『世界から猫が消えたなら』は創世記がコンセプトでした。神が7日間かけて世界を作ったのを逆回転させて、余命わずかな男が命と引換えに7日間かけて世界からものを消していく。そうした聖書のストーリーテリングが体の芯にまで染みついているというのは、今となっては仕事に役立っているので感謝しています。
ずっと、なぜ聖書は物語形式なんだろうと疑問に思ってたんです。でも、この小説を書いてみて、物語自体がそもそも「信」「不信」を語るのに一番適しているし、「信」「不信」を語ると自然と物語になってしまうんだなと気づきました。
あと、僕が音楽にとらわれているのも聖歌の影響でしょうね。音楽というものは理屈抜きで感動したり、ぞっとしたり、不安になったりする。僕の場合、小さい頃に聴いた聖歌への感動が原体験になっています。映画の半分は音でできているなんて言われることもありますし。それ故に危うさもあるわけですが。
再発見した“小説の強み”
――目に見えないものが人を理屈抜きで動かす、と。
川村 前は小説を書きながら、「なんでここで音楽流せないんだろう?」ともどかしく思っていたんです。「このシーンではこの音楽がかかる」というのが自分の中であったとして、映画ならすぐ流せるのに、なんで小説ではできないのかと。
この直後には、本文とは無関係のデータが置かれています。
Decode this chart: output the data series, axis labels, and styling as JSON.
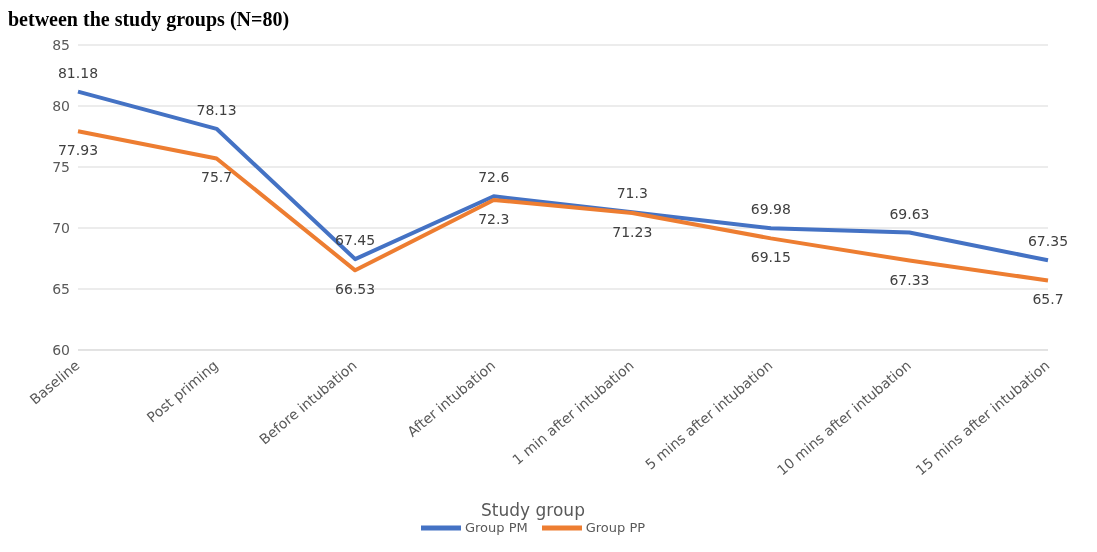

でも、今回は違って。『神曲』の中で登場人物の人生を変えてしまう、ものすごく感動的な音楽が登場するんですけど、これが映画だったとしたら、実際にそうした音楽を作るのは困難です。でも、小説なら緻密に文章で描ければ、読者の中で音楽が流れてくれる。これは小説だから書けたものですね。だから今回、改めて小説というものの強みを再発見しました。